The epic Causeway Coastal Route clings to the dramatic coastline for 120 miles, with spectacular sea views, wildlife-spotting opportunities and the famous Giant’s Causeway. Nearby you’ll find Hillstown Brewery, which originally began when two friends attempted to create a specially tender meat by feeding beer to cows to create an affordable delicacy. Then it started its own brewery, where you can take an economusée tour and learn how it now applies the same attention to detail to its craft ale as it did to its beef. Antrim beer: fit for giants!
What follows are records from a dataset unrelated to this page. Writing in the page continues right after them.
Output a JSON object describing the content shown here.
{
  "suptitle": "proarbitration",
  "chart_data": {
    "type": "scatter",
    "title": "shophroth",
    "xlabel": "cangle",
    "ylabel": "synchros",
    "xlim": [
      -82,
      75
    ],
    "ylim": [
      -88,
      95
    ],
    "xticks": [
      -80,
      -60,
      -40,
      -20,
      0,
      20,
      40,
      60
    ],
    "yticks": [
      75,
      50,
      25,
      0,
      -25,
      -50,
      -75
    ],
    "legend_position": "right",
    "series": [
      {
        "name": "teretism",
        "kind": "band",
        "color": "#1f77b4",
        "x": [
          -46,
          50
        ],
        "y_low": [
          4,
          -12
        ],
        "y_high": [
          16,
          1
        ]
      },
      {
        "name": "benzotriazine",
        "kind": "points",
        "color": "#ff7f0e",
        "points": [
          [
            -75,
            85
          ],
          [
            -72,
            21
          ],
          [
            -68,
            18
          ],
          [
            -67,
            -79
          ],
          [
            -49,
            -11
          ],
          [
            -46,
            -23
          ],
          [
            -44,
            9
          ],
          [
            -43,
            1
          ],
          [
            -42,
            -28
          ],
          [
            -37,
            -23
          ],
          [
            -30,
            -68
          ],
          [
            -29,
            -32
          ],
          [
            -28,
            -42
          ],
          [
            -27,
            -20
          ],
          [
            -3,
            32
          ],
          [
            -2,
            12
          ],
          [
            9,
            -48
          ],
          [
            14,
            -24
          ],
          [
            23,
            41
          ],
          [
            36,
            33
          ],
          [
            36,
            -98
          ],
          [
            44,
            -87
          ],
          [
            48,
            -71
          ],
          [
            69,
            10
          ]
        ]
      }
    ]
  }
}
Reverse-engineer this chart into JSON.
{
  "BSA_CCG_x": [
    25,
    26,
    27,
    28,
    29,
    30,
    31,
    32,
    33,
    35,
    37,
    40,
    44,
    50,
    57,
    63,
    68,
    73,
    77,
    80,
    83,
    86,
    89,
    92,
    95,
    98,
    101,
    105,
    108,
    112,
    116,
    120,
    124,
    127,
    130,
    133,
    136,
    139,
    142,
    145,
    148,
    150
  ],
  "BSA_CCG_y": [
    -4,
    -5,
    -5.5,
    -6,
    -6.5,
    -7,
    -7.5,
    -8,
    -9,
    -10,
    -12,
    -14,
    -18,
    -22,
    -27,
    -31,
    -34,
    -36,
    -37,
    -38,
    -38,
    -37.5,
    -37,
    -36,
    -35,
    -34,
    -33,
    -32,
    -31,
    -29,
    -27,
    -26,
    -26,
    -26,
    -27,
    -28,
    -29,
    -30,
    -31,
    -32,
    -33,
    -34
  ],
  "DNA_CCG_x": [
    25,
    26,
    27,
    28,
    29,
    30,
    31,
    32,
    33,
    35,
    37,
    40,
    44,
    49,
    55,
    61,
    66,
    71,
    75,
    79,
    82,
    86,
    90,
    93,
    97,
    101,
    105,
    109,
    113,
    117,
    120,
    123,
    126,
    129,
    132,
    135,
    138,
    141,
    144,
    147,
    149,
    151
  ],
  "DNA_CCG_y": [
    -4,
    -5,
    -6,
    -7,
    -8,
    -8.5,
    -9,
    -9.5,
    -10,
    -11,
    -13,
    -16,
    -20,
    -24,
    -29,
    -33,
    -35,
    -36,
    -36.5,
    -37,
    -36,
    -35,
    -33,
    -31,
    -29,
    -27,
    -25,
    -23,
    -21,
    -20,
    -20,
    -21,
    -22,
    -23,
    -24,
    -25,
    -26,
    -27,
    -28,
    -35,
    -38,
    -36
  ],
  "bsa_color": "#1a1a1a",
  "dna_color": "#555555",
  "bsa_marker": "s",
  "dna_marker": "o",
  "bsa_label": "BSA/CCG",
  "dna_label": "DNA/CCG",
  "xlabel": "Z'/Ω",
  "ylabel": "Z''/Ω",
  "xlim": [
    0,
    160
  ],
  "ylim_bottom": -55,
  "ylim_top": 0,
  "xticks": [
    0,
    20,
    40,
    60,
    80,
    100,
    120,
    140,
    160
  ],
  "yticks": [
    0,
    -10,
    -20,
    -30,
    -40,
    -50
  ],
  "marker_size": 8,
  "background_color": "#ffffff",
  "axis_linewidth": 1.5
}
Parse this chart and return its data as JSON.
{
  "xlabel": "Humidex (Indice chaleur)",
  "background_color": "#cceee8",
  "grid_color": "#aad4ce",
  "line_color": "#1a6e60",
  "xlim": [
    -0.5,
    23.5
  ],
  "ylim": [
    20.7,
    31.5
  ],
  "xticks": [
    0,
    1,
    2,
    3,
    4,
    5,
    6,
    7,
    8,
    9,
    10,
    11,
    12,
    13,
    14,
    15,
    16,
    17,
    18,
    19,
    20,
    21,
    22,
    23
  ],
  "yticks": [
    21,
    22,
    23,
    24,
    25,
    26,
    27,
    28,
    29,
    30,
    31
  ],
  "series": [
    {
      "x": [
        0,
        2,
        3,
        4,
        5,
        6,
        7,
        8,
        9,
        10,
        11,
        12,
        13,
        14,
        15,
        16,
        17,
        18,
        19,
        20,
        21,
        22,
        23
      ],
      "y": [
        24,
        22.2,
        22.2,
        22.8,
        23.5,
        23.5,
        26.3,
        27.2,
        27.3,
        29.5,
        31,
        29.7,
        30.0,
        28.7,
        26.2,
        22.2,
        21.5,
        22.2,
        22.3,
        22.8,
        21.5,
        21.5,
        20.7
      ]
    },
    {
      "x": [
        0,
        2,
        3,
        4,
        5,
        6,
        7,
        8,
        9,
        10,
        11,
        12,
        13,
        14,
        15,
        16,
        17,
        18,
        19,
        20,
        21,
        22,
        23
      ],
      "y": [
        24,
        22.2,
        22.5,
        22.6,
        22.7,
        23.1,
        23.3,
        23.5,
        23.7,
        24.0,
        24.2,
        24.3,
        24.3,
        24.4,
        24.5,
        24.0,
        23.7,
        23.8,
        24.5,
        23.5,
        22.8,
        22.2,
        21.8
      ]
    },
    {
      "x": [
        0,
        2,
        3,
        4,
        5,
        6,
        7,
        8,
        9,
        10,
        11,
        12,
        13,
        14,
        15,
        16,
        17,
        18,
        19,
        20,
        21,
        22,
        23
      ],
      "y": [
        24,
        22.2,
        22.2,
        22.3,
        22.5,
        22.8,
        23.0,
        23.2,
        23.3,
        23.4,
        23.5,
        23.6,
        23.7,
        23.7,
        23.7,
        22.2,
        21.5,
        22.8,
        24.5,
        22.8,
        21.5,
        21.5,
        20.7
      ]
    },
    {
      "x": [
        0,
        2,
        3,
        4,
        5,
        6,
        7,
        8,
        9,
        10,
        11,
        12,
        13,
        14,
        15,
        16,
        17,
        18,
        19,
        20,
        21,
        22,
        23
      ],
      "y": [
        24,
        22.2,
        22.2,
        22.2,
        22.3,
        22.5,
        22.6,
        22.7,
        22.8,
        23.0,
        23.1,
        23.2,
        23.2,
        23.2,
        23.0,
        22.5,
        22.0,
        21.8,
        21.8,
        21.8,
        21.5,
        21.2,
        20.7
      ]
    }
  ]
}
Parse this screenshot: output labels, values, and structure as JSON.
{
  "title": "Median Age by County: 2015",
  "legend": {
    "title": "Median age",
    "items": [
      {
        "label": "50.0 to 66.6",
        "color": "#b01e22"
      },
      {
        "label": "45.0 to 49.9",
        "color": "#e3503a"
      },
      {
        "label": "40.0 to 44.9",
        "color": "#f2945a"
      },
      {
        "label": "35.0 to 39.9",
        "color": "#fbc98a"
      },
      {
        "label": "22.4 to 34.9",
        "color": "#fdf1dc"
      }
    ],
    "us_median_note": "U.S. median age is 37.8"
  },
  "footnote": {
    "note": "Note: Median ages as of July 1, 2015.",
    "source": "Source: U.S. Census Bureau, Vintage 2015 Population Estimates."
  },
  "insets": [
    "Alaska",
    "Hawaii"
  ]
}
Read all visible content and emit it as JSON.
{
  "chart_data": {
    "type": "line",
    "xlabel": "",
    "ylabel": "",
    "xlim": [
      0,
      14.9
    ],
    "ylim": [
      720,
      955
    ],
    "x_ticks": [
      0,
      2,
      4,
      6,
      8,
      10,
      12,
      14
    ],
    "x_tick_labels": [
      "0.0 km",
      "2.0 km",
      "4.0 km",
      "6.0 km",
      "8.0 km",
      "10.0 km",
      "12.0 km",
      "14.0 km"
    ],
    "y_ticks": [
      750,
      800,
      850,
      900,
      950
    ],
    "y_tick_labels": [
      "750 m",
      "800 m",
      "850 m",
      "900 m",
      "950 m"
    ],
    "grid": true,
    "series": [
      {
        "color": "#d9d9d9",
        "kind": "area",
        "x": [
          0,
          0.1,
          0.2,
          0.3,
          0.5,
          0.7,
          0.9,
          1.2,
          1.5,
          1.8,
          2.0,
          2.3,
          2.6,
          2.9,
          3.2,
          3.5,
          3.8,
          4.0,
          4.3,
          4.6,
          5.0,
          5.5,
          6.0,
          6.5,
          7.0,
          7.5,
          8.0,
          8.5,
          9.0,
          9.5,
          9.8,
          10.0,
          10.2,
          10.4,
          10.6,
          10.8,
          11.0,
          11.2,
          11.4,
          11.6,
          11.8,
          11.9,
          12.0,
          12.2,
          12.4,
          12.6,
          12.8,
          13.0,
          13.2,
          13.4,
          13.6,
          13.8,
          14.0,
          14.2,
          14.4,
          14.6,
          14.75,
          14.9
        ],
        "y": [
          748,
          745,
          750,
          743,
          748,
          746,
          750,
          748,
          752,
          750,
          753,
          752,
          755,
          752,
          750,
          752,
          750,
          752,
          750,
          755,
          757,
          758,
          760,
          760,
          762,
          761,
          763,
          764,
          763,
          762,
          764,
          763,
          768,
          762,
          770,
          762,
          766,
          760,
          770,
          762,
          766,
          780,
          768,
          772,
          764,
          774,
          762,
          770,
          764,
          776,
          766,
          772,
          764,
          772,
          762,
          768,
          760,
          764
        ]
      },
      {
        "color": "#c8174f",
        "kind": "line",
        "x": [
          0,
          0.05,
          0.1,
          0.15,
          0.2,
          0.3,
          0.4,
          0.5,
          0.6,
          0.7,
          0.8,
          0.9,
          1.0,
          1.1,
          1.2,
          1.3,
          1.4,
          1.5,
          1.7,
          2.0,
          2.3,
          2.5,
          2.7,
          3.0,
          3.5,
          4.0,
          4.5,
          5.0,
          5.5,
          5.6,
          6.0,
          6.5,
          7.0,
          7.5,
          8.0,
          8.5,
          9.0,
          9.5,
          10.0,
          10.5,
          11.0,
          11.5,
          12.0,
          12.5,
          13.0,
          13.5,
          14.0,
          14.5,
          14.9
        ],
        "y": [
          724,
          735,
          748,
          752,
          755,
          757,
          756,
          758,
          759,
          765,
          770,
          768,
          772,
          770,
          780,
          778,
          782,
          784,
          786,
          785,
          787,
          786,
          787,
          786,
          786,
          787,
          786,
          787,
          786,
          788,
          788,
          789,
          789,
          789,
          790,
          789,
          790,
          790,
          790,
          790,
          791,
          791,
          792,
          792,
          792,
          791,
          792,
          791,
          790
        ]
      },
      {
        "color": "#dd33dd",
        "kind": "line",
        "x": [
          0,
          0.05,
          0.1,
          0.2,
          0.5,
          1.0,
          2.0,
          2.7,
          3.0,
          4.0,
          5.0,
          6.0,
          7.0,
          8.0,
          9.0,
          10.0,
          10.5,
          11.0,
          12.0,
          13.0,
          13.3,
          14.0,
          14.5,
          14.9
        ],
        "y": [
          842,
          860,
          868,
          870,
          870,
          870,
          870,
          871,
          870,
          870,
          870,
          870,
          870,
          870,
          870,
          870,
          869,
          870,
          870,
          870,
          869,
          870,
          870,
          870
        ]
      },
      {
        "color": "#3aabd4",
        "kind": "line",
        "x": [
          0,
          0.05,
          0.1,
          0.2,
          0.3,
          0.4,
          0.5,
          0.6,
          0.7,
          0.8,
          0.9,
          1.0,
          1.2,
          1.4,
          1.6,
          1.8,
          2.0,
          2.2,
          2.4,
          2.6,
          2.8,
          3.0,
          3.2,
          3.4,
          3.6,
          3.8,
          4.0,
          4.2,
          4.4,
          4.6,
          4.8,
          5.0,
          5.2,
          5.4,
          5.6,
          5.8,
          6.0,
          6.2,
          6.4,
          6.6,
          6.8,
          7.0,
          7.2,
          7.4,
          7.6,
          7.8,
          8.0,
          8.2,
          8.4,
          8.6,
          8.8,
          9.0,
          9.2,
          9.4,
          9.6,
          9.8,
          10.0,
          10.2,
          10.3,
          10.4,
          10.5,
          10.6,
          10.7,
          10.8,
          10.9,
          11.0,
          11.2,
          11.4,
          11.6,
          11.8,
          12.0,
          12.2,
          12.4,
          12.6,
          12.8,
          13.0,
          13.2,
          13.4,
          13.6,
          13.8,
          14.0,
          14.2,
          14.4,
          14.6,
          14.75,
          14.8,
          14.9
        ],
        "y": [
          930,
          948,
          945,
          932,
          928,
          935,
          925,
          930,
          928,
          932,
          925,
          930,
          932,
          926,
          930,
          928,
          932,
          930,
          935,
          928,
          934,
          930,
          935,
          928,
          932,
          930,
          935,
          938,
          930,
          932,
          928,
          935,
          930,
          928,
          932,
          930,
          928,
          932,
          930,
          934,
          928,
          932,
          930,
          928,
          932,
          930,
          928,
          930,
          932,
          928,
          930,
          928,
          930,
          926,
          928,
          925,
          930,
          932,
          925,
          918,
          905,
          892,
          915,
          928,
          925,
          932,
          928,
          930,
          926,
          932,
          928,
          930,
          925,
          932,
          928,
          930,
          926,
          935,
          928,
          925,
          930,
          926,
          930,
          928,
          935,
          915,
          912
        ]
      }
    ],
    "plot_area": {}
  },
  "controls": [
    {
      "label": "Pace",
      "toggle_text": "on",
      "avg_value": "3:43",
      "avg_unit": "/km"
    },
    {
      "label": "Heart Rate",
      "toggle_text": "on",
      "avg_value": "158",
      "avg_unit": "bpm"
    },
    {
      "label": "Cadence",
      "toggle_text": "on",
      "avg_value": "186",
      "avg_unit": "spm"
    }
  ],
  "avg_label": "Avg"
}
Oxford island, Lough Neagh, Northern Ireland
Tony Pleavin

Lough Neagh

Sitting right at the heart of Northern Ireland, Lough Neagh is a huge freshwater lake that produces amazing wild fish. It’s famous for its pollan, a white fish unique to the island of Ireland, as well as eels, which are used in local dishes such as smoked eel with apple glaze, and are even exported to London’s Billingsgate Fish Market. Cruising by boat on the gorgeous calm waters of Lough Neagh might make you see them in a whole new light.

Northern Ireland

Armagh’s Orchards

South of Lough Neagh, County Armagh is not only where St Patrick established his original church, it’s also known as the ‘Orchard County’, and it really comes alive with colour every May with its Apple Blossom Festival. As well as being used in delicious ciders and crisp apple juices, the famous Armagh Bramley apple stars in Alastair Bell’s innovative Irish Black Butter, a versatile conserve that you can use as a jam – as well as with cold meats and cheese. Black Butter typifies the way Northern Irish food producers marry tradition and innovation, with some delicious results.

Fermanagh Landscape
Brian Morrison

Fermanagh’s Lakelands

Famous for its beautiful lakes and rivers, Fermanagh is both a water wonderland and a foodie paradise. Here, you can visit an island inhabited solely by organic pigs and sample their fantastic Fermanagh black bacon, or whip up your own gourmet meal at Belle Isle Cookery School. You’ll also find Cavanagh Free Range Eggs, whose high-welfare hens get to spend their days outdoors among mature trees. Its eggs have graced many top tables, including the G8 summit, which tells you they must be among the best around.

Northern Ireland
Morgan Hill-Murphy

A food-lover’s paradise

Northern Ireland has cemented itself as a leading foodie destination: in Belfast, experience Michelin-starred cooking at restaurants such as Ox and Deanes Eipic, or discover hidden culinary gems such as Salt and Edo. Then head out of the city to rolling green pastures, freshwater lakes and fragrant orchards and see where the food really comes to life. Come and immerse yourself in the vibrant culture, warm welcome and outstanding food of Northern Ireland, and make it your next gastronomic adventure.